Through extensive investigation and analysis that builds on existing research, the authors evaluate whether mutual funds herd and the degree to which such herding affects industry valuations.
Mutual funds herd in industries. Neither individual stock herding nor fund flows drive this process. Although herding affects industry returns, it does not skew or disrupt their valuations.
How Is This Research Useful to Practitioners?
Several metrics that the authors use lead them to the conclusion that mutual funds do herd, or engage in similar trading practices, in industries.
Two detailed measures of herding are widespread in the literature. The first is the Lakonishok, Shleifer, and Vishny (Journal of Financial Economics 1992), or LSV, approach, which involves looking for quarterly imbalances in the number of buyers and sellers of individual stocks. The second is the Sias (Review of Financial Studies 2004) approach, which expands on the LSV approach by quantifying the degree to which such imbalances persist across quarters. There is mixed evidence of herding when either of the two methods is used. The authors use both on a large dataset over the period of 1980–2013. Mutual funds’ tendency to exhibit behavioral traits similar to herding and the fact that mutual fund holdings are reported at the fund, rather than at the family, level are why mutual funds, not institutions, are the focus of the research.
Individual and institutional investors alike would gain from the authors’ insights to improve their understanding of how herding and groupthink among mutual fund portfolio managers could affect performance.
How Did the Authors Conduct This Research?
The authors’ approach considers the relevance of the existing literature on the subject and expands on it. Their investigation covers the period from 1980 to 2013. The dataset consists of all actively managed funds in the Thomson Reuters Mutual Fund Holdings database, excluding international, sector, index, and nonequity funds.
Using two well-known industry measures, the authors determine whether mutual funds herd into and out of industries. The LSV approach measures the imbalance of mutual funds that are buyers and sellers but does not distinguish whether the imbalance occurs on the buy or sell side. The Sias approach quantifies the extent to which investors’ trades follow those of other investors.
Using these quantitative metrics, along with mock portfolio construction and analysis of industry fund performance through factor analysis, the authors investigate these hypotheses: Mutual funds herd in industries, fund flows and individual stock herding do not drive mutual fund industry herding, industry-level herding does not steer industry values away from their fundamentals, and herding positively correlates with momentum at the industry level.
Previous researchers have provided strong evidence of mutual fund herding in industries. The authors substantiate those findings through the use of the aforementioned herding metrics because these metrics demonstrate statistical significance in the results. Going further, the authors test for herding among funds with different investment objectives and arrive at the same conclusion.

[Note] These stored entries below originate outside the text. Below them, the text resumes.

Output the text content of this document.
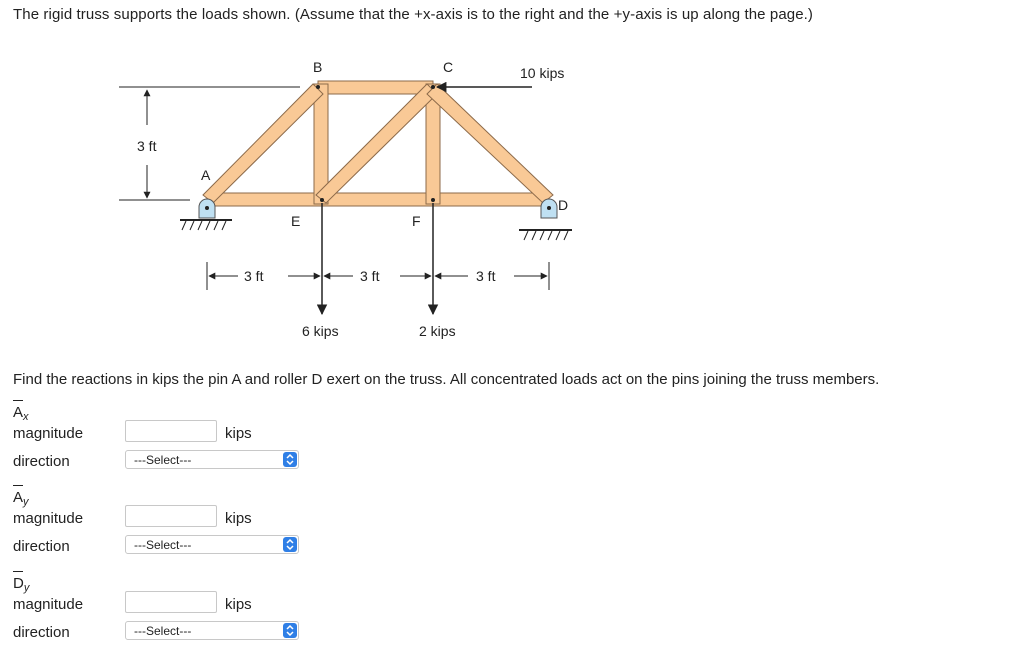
The rigid truss supports the loads shown. (Assume that the +x-axis is to the right and the +y-axis is up along the page.)
A
B	C
D
E	F
3 ft
3 ft	3 ft	3 ft
10 kips
6 kips	2 kips
Find the reactions in kips the pin A and roller D exert on the truss. All concentrated loads act on the pins joining the truss members.
$A_x$
magnitude	kips
direction	---Select---
$A_y$
magnitude	kips
direction	---Select---
$D_y$
magnitude	kips
direction	---Select---
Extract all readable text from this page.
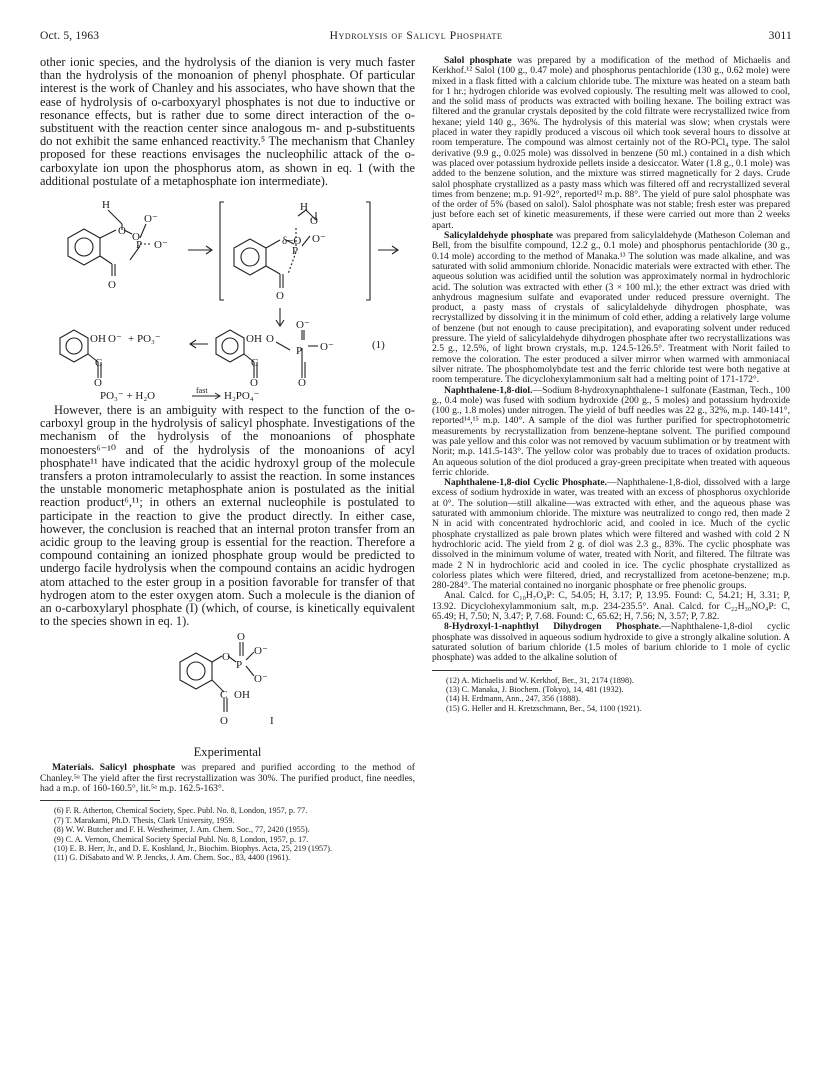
Oct. 5, 1963	Hydrolysis of Salicyl Phosphate	3011

other ionic species, and the hydrolysis of the dianion is very much faster than the hydrolysis of the monoanion of phenyl phosphate. Of particular interest is the work of Chanley and his associates, who have shown that the ease of hydrolysis of o-carboxyaryl phosphates is not due to inductive or resonance effects, but is rather due to some direct interaction of the o-substituent with the reaction center since analogous m- and p-substituents do not exhibit the same enhanced reactivity.⁵ The mechanism that Chanley proposed for these reactions envisages the nucleophilic attack of the o-carboxylate ion upon the phosphorus atom, as shown in eq. 1 (with the additional postulate of a metaphosphate ion intermediate).

H
O O
O⁻
P O⁻
O
H
O
δ−O
P
O⁻
O
OH O⁻ + PO₃⁻
C
O
OH O
P
O⁻
O⁻	(1)
C
O	O
PO₃⁻ + H₂O	fast H₂PO₄⁻

However, there is an ambiguity with respect to the function of the o-carboxyl group in the hydrolysis of salicyl phosphate. Investigations of the mechanism of the hydrolysis of the monoanions of phosphate monoesters⁶⁻¹⁰ and of the hydrolysis of the monoanions of acyl phosphate¹¹ have indicated that the acidic hydroxyl group of the molecule transfers a proton intramolecularly to assist the reaction. In some instances the unstable monomeric metaphosphate anion is postulated as the initial reaction product⁶,¹¹; in others an external nucleophile is postulated to participate in the reaction to give the product directly. In either case, however, the conclusion is reached that an internal proton transfer from an acidic group to the leaving group is essential for the reaction. Therefore a compound containing an ionized phosphate group would be predicted to undergo facile hydrolysis when the compound contains an acidic hydrogen atom attached to the ester group in a position favorable for transfer of that hydrogen atom to the ester oxygen atom. Such a molecule is the dianion of an o-carboxylaryl phosphate (I) (which, of course, is kinetically equivalent to the species shown in eq. 1).

O
O
P
O⁻
O⁻
C OH
O	I
Experimental

Materials. Salicyl phosphate was prepared and purified according to the method of Chanley.⁵ᵃ The yield after the first recrystallization was 30%. The purified product, fine needles, had a m.p. of 160-160.5°, lit.⁵ᵃ m.p. 162.5-163°.

(6) F. R. Atherton, Chemical Society, Spec. Publ. No. 8, London, 1957, p. 77.
(7) T. Marakami, Ph.D. Thesis, Clark University, 1959.
(8) W. W. Butcher and F. H. Westheimer, J. Am. Chem. Soc., 77, 2420 (1955).
(9) C. A. Vernon, Chemical Society Special Publ. No. 8, London, 1957, p. 17.
(10) E. B. Herr, Jr., and D. E. Koshland, Jr., Biochim. Biophys. Acta, 25, 219 (1957).
(11) G. DiSabato and W. P. Jencks, J. Am. Chem. Soc., 83, 4400 (1961).

Salol phosphate was prepared by a modification of the method of Michaelis and Kerkhof.¹² Salol (100 g., 0.47 mole) and phosphorus pentachloride (130 g., 0.62 mole) were mixed in a flask fitted with a calcium chloride tube. The mixture was heated on a steam bath for 1 hr.; hydrogen chloride was evolved copiously. The resulting melt was allowed to cool, and the solid mass of products was extracted with boiling hexane. The boiling extract was filtered and the granular crystals deposited by the cold filtrate were recrystallized twice from hexane; yield 140 g., 36%. The hydrolysis of this material was slow; when crystals were placed in water they rapidly produced a viscous oil which took several hours to dissolve at room temperature. The compound was almost certainly not of the RO-PCl₄ type. The salol derivative (9.9 g., 0.025 mole) was dissolved in benzene (50 ml.) contained in a dish which was placed over potassium hydroxide pellets inside a desiccator. Water (1.8 g., 0.1 mole) was added to the benzene solution, and the mixture was stirred magnetically for 2 days. Crude salol phosphate crystallized as a pasty mass which was filtered off and recrystallized several times from benzene; m.p. 91-92°, reported¹² m.p. 88°. The yield of pure salol phosphate was of the order of 5% (based on salol). Salol phosphate was not stable; fresh ester was prepared just before each set of kinetic measurements, if these were carried out more than 2 weeks apart.

Salicylaldehyde phosphate was prepared from salicylaldehyde (Matheson Coleman and Bell, from the bisulfite compound, 12.2 g., 0.1 mole) and phosphorus pentachloride (30 g., 0.14 mole) according to the method of Manaka.¹³ The solution was made alkaline, and was saturated with solid ammonium chloride. Nonacidic materials were extracted with ether. The aqueous solution was acidified until the solution was approximately normal in hydrochloric acid. The solution was extracted with ether (3 × 100 ml.); the ether extract was dried with anhydrous magnesium sulfate and evaporated under reduced pressure overnight. The product, a pasty mass of crystals of salicylaldehyde dihydrogen phosphate, was recrystallized by dissolving it in the minimum of cold ether, adding a relatively large volume of benzene (but not enough to cause precipitation), and evaporating solvent under reduced pressure. The yield of salicylaldehyde dihydrogen phosphate after two recrystallizations was 2.5 g., 12.5%, of light brown crystals, m.p. 124.5-126.5°. Treatment with Norit failed to remove the coloration. The ester produced a silver mirror when warmed with ammoniacal silver nitrate. The phosphomolybdate test and the ferric chloride test were both negative at room temperature. The dicyclohexylammonium salt had a melting point of 171-172°.

Naphthalene-1,8-diol.—Sodium 8-hydroxynaphthalene-1 sulfonate (Eastman, Tech., 100 g., 0.4 mole) was fused with sodium hydroxide (200 g., 5 moles) and potassium hydroxide (100 g., 1.8 moles) under nitrogen. The yield of buff needles was 22 g., 32%, m.p. 140-141°, reported¹⁴,¹⁵ m.p. 140°. A sample of the diol was further purified for spectrophotometric measurements by recrystallization from benzene-heptane solvent. The purified compound was pale yellow and this color was not removed by vacuum sublimation or by treatment with Norit; m.p. 141.5-143°. The yellow color was probably due to traces of oxidation products. An aqueous solution of the diol produced a gray-green precipitate when treated with aqueous ferric chloride.

Naphthalene-1,8-diol Cyclic Phosphate.—Naphthalene-1,8-diol, dissolved with a large excess of sodium hydroxide in water, was treated with an excess of phosphorus oxychloride at 0°. The solution—still alkaline—was extracted with ether, and the aqueous phase was saturated with ammonium chloride. The mixture was neutralized to congo red, then made 2 N in acid with concentrated hydrochloric acid, and cooled in ice. Much of the cyclic phosphate crystallized as pale brown plates which were filtered and washed with cold 2 N hydrochloric acid. The yield from 2 g. of diol was 2.3 g., 83%. The cyclic phosphate was dissolved in the minimum volume of water, treated with Norit, and filtered. The filtrate was made 2 N in hydrochloric acid and cooled in ice. The cyclic phosphate crystallized as colorless plates which were filtered, dried, and recrystallized from acetone-benzene; m.p. 280-284°. The material contained no inorganic phosphate or free phenolic groups.

Anal. Calcd. for C₁₀H₇O₄P: C, 54.05; H, 3.17; P, 13.95. Found: C, 54.21; H, 3.31; P, 13.92. Dicyclohexylammonium salt, m.p. 234-235.5°. Anal. Calcd. for C₂₂H₃₀NO₄P: C, 65.49; H, 7.50; N, 3.47; P, 7.68. Found: C, 65.62; H, 7.56; N, 3.57; P, 7.82.

8-Hydroxyl-1-naphthyl Dihydrogen Phosphate.—Naphthalene-1,8-diol cyclic phosphate was dissolved in aqueous sodium hydroxide to give a strongly alkaline solution. A saturated solution of barium chloride (1.5 moles of barium chloride to 1 mole of cyclic phosphate) was added to the alkaline solution of

(12) A. Michaelis and W. Kerkhof, Ber., 31, 2174 (1898).
(13) C. Manaka, J. Biochem. (Tokyo), 14, 481 (1932).
(14) H. Erdmann, Ann., 247, 356 (1888).
(15) G. Heller and H. Kretzschmann, Ber., 54, 1100 (1921).
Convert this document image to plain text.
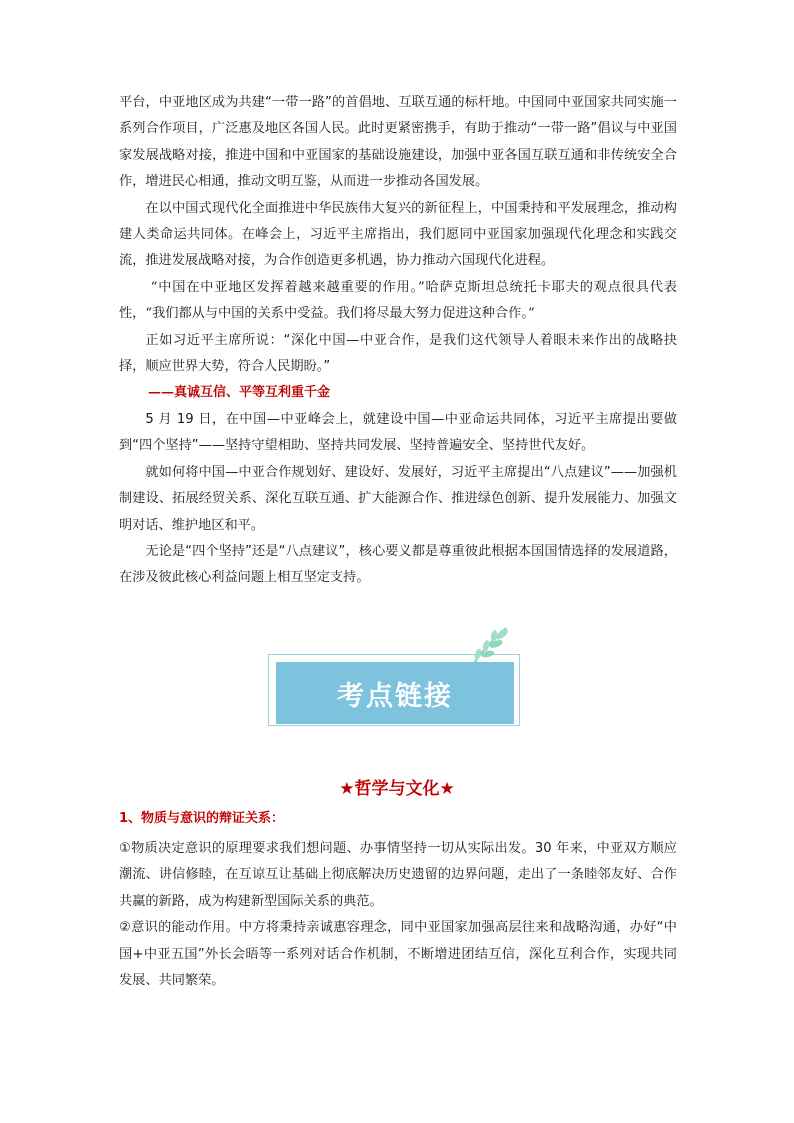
平台，中亚地区成为共建“一带一路”的首倡地、互联互通的标杆地。中国同中亚国家共同实施一系列合作项目，广泛惠及地区各国人民。此时更紧密携手，有助于推动“一带一路”倡议与中亚国家发展战略对接，推进中国和中亚国家的基础设施建设，加强中亚各国互联互通和非传统安全合作，增进民心相通，推动文明互鉴，从而进一步推动各国发展。

在以中国式现代化全面推进中华民族伟大复兴的新征程上，中国秉持和平发展理念，推动构建人类命运共同体。在峰会上，习近平主席指出，我们愿同中亚国家加强现代化理念和实践交流，推进发展战略对接，为合作创造更多机遇，协力推动六国现代化进程。

“中国在中亚地区发挥着越来越重要的作用。”哈萨克斯坦总统托卡耶夫的观点很具代表性，“我们都从与中国的关系中受益。我们将尽最大努力促进这种合作。”

正如习近平主席所说：“深化中国—中亚合作，是我们这代领导人着眼未来作出的战略抉择，顺应世界大势，符合人民期盼。”

——真诚互信、平等互利重千金

5 月 19 日，在中国—中亚峰会上，就建设中国—中亚命运共同体，习近平主席提出要做到“四个坚持”——坚持守望相助、坚持共同发展、坚持普遍安全、坚持世代友好。

就如何将中国—中亚合作规划好、建设好、发展好，习近平主席提出“八点建议”——加强机制建设、拓展经贸关系、深化互联互通、扩大能源合作、推进绿色创新、提升发展能力、加强文明对话、维护地区和平。

无论是“四个坚持”还是“八点建议”，核心要义都是尊重彼此根据本国国情选择的发展道路，在涉及彼此核心利益问题上相互坚定支持。

考点链接
★哲学与文化★

1、物质与意识的辩证关系：

①物质决定意识的原理要求我们想问题、办事情坚持一切从实际出发。30 年来，中亚双方顺应潮流、讲信修睦，在互谅互让基础上彻底解决历史遗留的边界问题，走出了一条睦邻友好、合作共赢的新路，成为构建新型国际关系的典范。

②意识的能动作用。中方将秉持亲诚惠容理念，同中亚国家加强高层往来和战略沟通，办好“中国+中亚五国”外长会晤等一系列对话合作机制，不断增进团结互信，深化互利合作，实现共同发展、共同繁荣。
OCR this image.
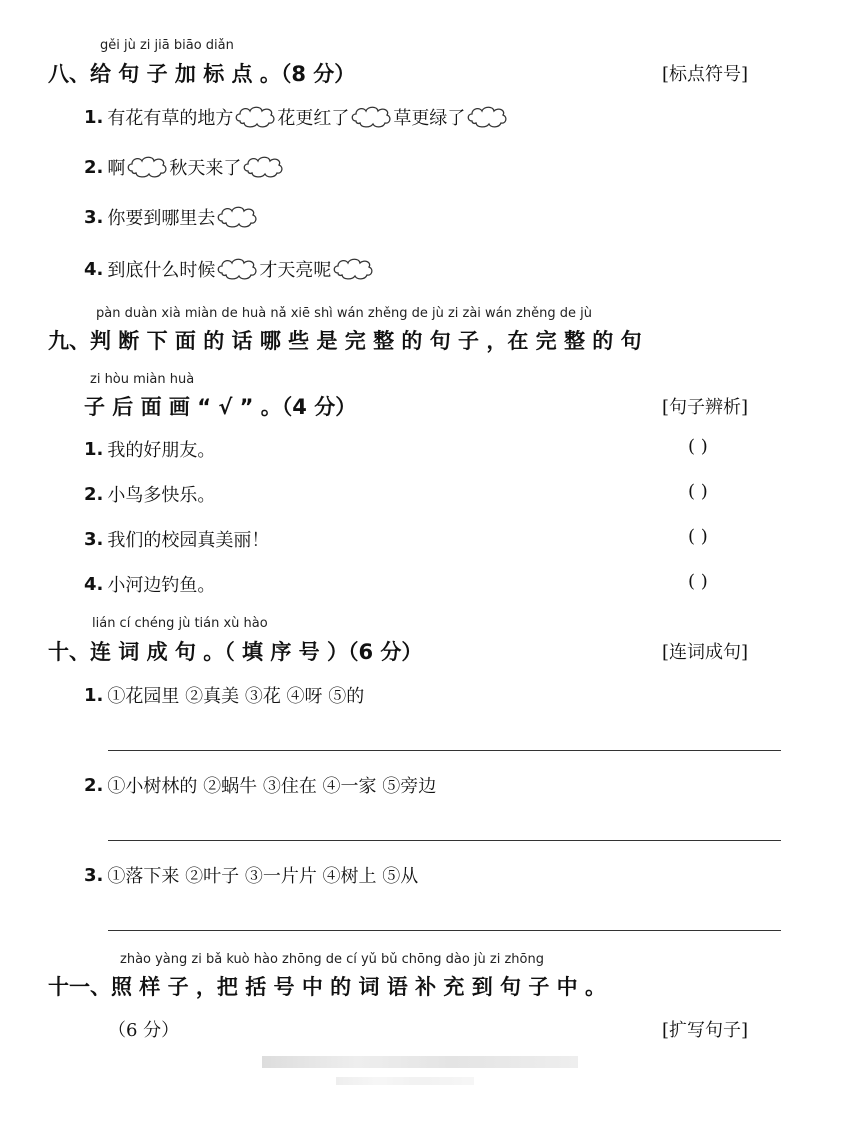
gěi jù zi jiā biāo diǎn
八、给 句 子 加 标 点 。（8 分）	[标点符号]
1. 有花有草的地方 花更红了 草更绿了
2. 啊 秋天来了
3. 你要到哪里去
4. 到底什么时候 才天亮呢
pàn duàn xià miàn de huà nǎ xiē shì wán zhěng de jù zi zài wán zhěng de jù
九、判 断 下 面 的 话 哪 些 是 完 整 的 句 子 ，在 完 整 的 句
zi hòu miàn huà
子 后 面 画 “ √ ” 。（4 分）	[句子辨析]
1. 我的好朋友。	( )
2. 小鸟多快乐。	( )
3. 我们的校园真美丽！	( )
4. 小河边钓鱼。	( )
lián cí chéng jù tián xù hào
十、连 词 成 句 。（ 填 序 号 ）（6 分）	[连词成句]
1. ①花园里 ②真美 ③花 ④呀 ⑤的
2. ①小树林的 ②蜗牛 ③住在 ④一家 ⑤旁边
3. ①落下来 ②叶子 ③一片片 ④树上 ⑤从
zhào yàng zi bǎ kuò hào zhōng de cí yǔ bǔ chōng dào jù zi zhōng
十一、照 样 子 ，把 括 号 中 的 词 语 补 充 到 句 子 中 。
（6 分）	[扩写句子]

Fund flows do not drive mutual fund industry herding—nor does individual stock herding underpin mutual fund industry herding. Using the LSV and Sias approaches, the authors demonstrate that funds following other funds remains a meaningful piece of total cross-sectional correlation. This result holds for individual stocks as well. Although funds follow others into the same stock, funds pursuing other funds into different stocks in the same industry refutes the notion that stock herding is behind fund industry herding. Parsing the data further by style investing, time period subsets, the effects of investor sentiment, and industry conditions, the authors arrive at the same conclusion, with statistical evidence of these additional tests failing to produce significant results in terms of their effect on mutual fund industry herding.
The authors’ findings also confirm that industry-level herding does not move industry valuations away from their fundamentals. Herding and industry returns correlate positively, but no evidence of return reversals exists in industries where this correlation is high. Finally, industry-level herding is behind industry momentum. Exercises in grouping industries by returns and creating mock portfolios of winner and loser industries—along with exercises that use the CAPM and three-factor alpha calculations—demonstrate that winners (losers) experiencing the largest subsequent institutional ownership increase (decrease) display the strongest momentum.
Evidence of mutual fund herding in industries has existed for some time. The authors add significantly to the debate through their robust implementation of two recognized herding metrics across a large dataset spanning over three decades. The outcome of their investigation substantiates and expands on existing findings. Herding does exist but does not disrupt industry valuations. Their endeavor is a micro-level approach to a behavioral finance phenomenon that has important implications for individual and institutional investors. Understanding how herding affects industry returns is an important input in the portfolio management and asset allocation decision. A modified effort applicable to the fund industry in other developed economies would be a welcome addition to this area of research.